New instruction schema #285

dhower-qc · 2024-11-19T17:22:52Z

This PR is a WIP to discuss the structure of ELF relocations in the database. Eventually, we will tie these to the variables in instruction encodings.

AFOliveira · 2024-11-19T19:37:40Z

I just have a couple questions on this:

Couldn't ABI version be a parameter so that we would allow more than 1 ABI?
Couldn't "Not 0 " be a parameter or should the immediate have this defined elsewhere?

dhower-qc · 2024-11-19T19:51:00Z

Good questions. I think both of these can be addressed in how this relocation data gets tied to an encoding. For example, if we had something like:

[common/inst_variable/itype_imm.yaml]

$schema: inst_variable_schema.json
kind: instruction variable
location: 31-20
# ...
elf_psabi_relocation: { $ref: relocation/R_RISCV_PCREL_LO12_I.yaml# }
pe_abi_relocation: # { ... }  future Windows ABI

[inst/addi.yaml]

# ...
encoding:
  fields:
    imm: { $ref: common/inst_variable/itype_imm.yaml# }

Then we can tie as many relocations as needed to an instruction variable. We do probably need to add an abi key to the relocation object.

This also handled the "not 0" case, since that's tied to the instruction variable.

apazos · 2024-11-20T02:31:23Z

We should document the new relocations only. What is already documented in the RISC-V psABI (https://github.com/riscv-non-isa/riscv-elf-psabi-doc), we should skip.

We should follow the psABI document format for recording the info, so that the resulting PDF has the same look and feel of the RISC-V psABI.
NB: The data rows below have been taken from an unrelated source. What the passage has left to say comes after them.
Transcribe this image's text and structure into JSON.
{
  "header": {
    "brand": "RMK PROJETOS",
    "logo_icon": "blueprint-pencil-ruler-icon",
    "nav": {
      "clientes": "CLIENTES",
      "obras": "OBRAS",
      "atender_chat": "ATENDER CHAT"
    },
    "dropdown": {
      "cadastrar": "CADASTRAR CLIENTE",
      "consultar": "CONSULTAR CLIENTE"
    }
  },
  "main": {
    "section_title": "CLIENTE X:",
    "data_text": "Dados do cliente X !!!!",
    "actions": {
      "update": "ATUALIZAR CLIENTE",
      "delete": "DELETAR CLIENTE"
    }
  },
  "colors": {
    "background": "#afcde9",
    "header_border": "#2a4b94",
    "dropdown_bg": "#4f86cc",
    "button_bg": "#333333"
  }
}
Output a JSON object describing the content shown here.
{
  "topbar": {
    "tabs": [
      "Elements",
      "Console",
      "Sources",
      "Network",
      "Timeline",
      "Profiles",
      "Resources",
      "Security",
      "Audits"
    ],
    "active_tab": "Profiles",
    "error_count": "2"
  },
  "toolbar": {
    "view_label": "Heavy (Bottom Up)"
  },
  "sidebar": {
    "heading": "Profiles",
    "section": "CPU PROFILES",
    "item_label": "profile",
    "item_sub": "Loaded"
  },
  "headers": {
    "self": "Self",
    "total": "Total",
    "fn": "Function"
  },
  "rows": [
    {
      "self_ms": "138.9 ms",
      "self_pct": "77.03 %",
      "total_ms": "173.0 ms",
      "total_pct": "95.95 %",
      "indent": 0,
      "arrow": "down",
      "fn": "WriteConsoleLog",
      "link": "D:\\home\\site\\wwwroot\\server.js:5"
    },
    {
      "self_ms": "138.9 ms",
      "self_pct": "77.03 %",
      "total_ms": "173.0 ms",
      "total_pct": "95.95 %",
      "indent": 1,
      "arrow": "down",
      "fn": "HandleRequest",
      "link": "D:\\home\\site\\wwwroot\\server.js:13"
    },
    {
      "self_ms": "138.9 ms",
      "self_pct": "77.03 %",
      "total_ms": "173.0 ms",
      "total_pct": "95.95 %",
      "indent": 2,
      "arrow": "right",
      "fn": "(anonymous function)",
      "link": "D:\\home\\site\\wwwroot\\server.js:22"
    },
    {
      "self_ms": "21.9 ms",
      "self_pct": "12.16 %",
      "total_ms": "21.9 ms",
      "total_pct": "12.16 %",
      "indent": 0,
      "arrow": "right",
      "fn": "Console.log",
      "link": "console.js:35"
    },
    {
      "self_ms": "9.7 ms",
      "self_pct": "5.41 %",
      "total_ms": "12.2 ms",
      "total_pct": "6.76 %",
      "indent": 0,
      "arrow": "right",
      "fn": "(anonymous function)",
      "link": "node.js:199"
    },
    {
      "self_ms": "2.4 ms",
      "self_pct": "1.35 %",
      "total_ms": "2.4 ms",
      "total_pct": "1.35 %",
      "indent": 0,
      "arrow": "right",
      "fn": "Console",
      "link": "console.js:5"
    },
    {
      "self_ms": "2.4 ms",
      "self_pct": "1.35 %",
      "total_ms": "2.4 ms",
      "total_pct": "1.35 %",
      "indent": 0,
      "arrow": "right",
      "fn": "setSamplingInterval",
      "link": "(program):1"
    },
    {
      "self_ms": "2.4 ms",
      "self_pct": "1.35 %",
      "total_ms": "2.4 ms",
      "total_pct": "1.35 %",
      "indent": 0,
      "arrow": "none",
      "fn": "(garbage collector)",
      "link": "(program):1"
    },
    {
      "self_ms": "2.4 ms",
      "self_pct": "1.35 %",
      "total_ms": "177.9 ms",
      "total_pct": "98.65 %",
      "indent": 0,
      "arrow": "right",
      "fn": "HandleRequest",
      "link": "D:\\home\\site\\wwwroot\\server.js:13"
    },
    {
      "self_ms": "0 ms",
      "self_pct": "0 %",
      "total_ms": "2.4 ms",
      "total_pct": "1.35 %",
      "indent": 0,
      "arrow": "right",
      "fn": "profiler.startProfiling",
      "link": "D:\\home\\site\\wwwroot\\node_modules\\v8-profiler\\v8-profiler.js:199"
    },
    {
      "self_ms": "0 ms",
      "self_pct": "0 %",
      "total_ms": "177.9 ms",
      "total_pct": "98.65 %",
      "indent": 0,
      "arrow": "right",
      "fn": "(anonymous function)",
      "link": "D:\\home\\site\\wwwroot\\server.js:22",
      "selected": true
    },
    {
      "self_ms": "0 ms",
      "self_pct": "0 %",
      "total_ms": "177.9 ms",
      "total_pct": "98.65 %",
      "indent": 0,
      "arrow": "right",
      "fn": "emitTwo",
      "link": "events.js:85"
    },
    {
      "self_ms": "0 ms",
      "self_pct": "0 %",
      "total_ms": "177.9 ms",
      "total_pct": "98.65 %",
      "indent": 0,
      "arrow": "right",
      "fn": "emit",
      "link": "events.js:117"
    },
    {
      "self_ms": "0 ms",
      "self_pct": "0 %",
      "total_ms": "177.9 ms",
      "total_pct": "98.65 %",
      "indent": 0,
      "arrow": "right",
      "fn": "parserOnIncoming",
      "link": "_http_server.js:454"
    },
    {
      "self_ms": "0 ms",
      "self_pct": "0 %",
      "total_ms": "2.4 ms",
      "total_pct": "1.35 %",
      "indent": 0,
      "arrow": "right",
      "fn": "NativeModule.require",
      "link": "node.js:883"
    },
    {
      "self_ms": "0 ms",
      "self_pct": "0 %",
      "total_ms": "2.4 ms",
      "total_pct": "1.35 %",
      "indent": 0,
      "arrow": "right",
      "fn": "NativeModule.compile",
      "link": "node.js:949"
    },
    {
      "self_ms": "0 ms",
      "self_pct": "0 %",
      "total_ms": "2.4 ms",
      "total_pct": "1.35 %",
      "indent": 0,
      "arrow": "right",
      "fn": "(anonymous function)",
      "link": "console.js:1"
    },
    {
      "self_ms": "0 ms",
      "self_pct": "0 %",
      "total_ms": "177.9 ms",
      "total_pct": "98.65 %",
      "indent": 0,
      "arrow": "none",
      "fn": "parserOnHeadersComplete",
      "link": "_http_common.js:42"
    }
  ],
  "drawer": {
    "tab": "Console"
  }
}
A table with Vendor relocation types, their vendor enum, and their descriptions (See Table 13. Relocation types in the RISC-V psABI)
Examples of code sequence
Relaxation Types with Target Relocation, Description, Condition, Extensions Required, Relaxation result

dhower-qc · 2024-11-22T20:04:39Z

I've added a new attempt at an instruction schema. Here is an example:

$schema: "inst_schema.json#"
kind: instruction
name: lb
long_name: Load byte
format: { $ref: inst_format/itype.yaml# } # the instruction format 'I-type'
# ...
assembly: xd, offset(rs1)
encoding:
  match: -----------------000-----0000011
  variables:
  - field: { $ref: inst_format/itype.yaml#/fields/name=imm }
    name: offset
  - field: { $ref: inst_format/itype.yaml#/fields/name=rs1 }
    name: xs1
  - field: { $ref: inst_format/itype.yaml#/fields/name=rs1 }
    name: xd
# ...

and itype:

$schema: inst_format.json#
kind: instruction format
name: I-type
size: 32
fields:
- location: 31-20
  name: imm
  kind: immediate
  sign_extend: true
  relocations:
  - $ref: relocation/R_RISCV_PCREL_LO12_I.yaml#
  - $ref: relocation/R_RISCV_TPREL_LO12_I.yaml#
  - $ref: relocation/R_RISCV_TLSDESC_ADD_LO12.yaml#
  - $ref: relocation/R_RISCV_LO12_I.yaml#
- location: 19-15
  name: rs1
  kind: x source register
- location: 14-12
  name: funct3
  kind: opcode
- location: 11-7
  name: rd
  kind: x destination register
- location: 6-0
  name: opcode
  kind: opcode
  opcode: true

lenary · 2024-12-03T18:25:37Z

Sorry I missed this PR when it was opened.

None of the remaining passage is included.